Since accurately measuring redox metabolites is a major goal of metabolomics, trypsin clearly should be avoided during preparation of cell samples. But the trypsin vs. scraping debate isn’t resolved by just avoiding trypsin during sample preparation—two additional issues should be considered.

One additional issue is that scraping cells appears to cause efflux of nucleotides (e.g., ATP) out of the cellular compartment, which we learned by examining extracellular fluid after scraping and centrifuging cell samples. We’re not sure why it happens, but the fix is easy—simply retain and measure the extracellular fluid. For example, add a suitable metabolite extraction solvent (this will become the extracellular fluid) to your adherent cells, scrape the cells, vortex-mix to facilitate metabolite extraction, centrifuge, then process the supernatant for analysis of metabolites (for instance, using mass spectrometry). That procedure will capture nucleotide metabolites that play a role in energy metabolism.
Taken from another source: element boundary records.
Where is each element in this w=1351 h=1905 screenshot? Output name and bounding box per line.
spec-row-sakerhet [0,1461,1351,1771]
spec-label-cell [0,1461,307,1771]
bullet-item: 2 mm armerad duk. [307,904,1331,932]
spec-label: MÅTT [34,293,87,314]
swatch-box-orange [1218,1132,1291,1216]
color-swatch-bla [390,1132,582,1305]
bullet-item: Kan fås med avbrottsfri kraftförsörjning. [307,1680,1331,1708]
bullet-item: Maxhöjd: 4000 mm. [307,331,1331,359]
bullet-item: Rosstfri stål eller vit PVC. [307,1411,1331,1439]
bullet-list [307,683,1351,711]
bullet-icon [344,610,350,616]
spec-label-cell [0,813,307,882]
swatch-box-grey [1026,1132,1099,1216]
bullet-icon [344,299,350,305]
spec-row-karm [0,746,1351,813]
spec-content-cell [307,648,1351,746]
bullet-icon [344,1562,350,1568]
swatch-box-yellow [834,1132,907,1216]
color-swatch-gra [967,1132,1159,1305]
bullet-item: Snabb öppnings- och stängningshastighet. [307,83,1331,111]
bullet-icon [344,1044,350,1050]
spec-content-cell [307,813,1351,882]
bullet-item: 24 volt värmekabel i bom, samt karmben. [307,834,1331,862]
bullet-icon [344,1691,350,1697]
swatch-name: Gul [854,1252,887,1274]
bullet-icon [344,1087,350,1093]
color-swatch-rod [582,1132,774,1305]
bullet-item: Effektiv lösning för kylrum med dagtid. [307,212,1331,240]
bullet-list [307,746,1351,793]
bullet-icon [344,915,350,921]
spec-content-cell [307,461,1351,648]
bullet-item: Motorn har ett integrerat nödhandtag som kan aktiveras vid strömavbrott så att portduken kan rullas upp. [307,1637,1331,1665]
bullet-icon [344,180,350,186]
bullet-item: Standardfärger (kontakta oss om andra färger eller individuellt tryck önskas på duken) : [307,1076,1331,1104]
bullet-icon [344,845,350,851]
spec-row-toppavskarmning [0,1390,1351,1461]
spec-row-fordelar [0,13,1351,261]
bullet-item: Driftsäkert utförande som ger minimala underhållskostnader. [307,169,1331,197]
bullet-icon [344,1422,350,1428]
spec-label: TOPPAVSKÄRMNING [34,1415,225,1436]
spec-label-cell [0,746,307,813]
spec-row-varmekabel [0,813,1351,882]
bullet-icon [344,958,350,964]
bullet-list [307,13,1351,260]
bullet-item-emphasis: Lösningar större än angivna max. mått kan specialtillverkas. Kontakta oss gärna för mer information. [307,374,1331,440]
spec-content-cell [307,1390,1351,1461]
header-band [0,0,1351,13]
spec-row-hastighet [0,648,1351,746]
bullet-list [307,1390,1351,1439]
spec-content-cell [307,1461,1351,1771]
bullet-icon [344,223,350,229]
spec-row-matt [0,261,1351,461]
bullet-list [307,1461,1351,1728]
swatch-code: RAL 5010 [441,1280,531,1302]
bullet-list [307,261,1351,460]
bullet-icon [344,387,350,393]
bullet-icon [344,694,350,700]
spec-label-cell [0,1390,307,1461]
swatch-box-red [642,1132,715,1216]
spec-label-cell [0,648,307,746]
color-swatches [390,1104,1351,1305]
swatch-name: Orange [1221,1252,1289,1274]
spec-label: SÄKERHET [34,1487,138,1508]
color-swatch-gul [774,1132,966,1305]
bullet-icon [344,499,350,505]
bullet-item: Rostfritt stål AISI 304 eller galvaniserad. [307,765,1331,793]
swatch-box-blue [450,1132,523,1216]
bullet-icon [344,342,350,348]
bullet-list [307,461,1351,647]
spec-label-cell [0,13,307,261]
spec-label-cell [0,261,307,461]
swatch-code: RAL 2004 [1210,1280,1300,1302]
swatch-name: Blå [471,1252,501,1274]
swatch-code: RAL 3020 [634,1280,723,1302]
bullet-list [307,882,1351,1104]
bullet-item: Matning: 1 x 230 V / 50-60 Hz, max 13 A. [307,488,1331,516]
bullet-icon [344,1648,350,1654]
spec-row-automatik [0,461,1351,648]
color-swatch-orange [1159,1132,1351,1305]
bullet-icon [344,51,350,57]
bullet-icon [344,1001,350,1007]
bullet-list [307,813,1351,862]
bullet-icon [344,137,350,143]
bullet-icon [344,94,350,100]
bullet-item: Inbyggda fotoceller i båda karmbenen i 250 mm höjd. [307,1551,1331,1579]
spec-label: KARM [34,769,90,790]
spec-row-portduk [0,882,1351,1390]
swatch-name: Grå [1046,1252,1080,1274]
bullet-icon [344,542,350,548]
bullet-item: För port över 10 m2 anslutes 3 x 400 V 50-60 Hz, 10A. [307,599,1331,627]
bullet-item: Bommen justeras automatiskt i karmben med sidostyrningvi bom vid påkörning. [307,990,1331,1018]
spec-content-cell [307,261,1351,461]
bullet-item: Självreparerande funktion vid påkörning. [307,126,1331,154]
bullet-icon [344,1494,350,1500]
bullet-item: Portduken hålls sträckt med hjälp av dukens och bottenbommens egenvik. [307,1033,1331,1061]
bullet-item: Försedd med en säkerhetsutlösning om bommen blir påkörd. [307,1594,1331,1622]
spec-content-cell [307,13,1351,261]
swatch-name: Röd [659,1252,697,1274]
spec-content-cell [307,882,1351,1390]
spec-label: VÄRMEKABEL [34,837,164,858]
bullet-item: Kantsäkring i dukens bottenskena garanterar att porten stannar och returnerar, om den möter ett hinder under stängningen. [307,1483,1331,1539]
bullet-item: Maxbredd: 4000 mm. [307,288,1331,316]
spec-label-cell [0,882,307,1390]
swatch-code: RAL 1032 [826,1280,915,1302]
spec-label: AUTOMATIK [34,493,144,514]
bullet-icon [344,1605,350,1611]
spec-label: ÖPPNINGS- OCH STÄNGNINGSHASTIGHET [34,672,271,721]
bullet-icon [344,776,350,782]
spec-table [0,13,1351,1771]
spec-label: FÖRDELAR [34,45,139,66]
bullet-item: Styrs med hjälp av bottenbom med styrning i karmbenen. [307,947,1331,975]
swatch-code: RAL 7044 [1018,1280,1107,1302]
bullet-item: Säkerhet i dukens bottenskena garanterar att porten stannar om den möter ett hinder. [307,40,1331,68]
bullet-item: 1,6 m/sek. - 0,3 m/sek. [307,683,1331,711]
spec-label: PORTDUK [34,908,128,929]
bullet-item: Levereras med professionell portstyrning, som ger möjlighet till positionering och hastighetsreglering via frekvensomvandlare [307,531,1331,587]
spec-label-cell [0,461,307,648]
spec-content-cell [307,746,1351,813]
The final issue to consider is that trypsin is generally needed to prepare adherent cells for “seeding” to initiate a metabolomics experiment. If we can’t eliminate trypsin from the metabolomics workflow entirely, how can we minimize trypsin artifacts in our data? As a general rule, we wait two days after trypsinization before preparing cell samples for metabolomic analysis. For example, we trypsinize and seed cells into plastic dishes on Monday and wait until Wednesday to initiate a time course experiment in which time = 0 begins on Wednesday, allowing cells two days to recover from trypsin-induced stress. Note: we haven’t conducted detailed experiments to characterize the restoration of baseline metabolic conditions after trypsinization, so two days is only a recommendation.

Also note that Accutase® is a trypsin alternative that is marketed as being a milder alternative to trypsin. We haven’t yet assessed it, but many of our colleagues have suggested it, so we’ll try to do it in the future (unless someone else does it first).

Incidentally, if accurately measuring ATP is a priority, I generally recommend live cell assay kits (e.g.., Promega’s CellTiter-Glo). Promega also has great kits for difficult-to-measure metabolites including H2O2 (peroxide), NADH/NAD, NADPH/NADP, and GSH/GSSG (glutathione), among others.

Take-home messages: 1) allow sufficient time for cells to recover from trypsin stress; and 2) scrape cells directly into extraction solvent to improve accuracy and precision in metabolomics (and possibly other types of experiments).

Big thanks to Jennifer Dennison for pointing this factor out to us, and to present and former members of my team, especially Leslie Silva, who helped troubleshoot this issue.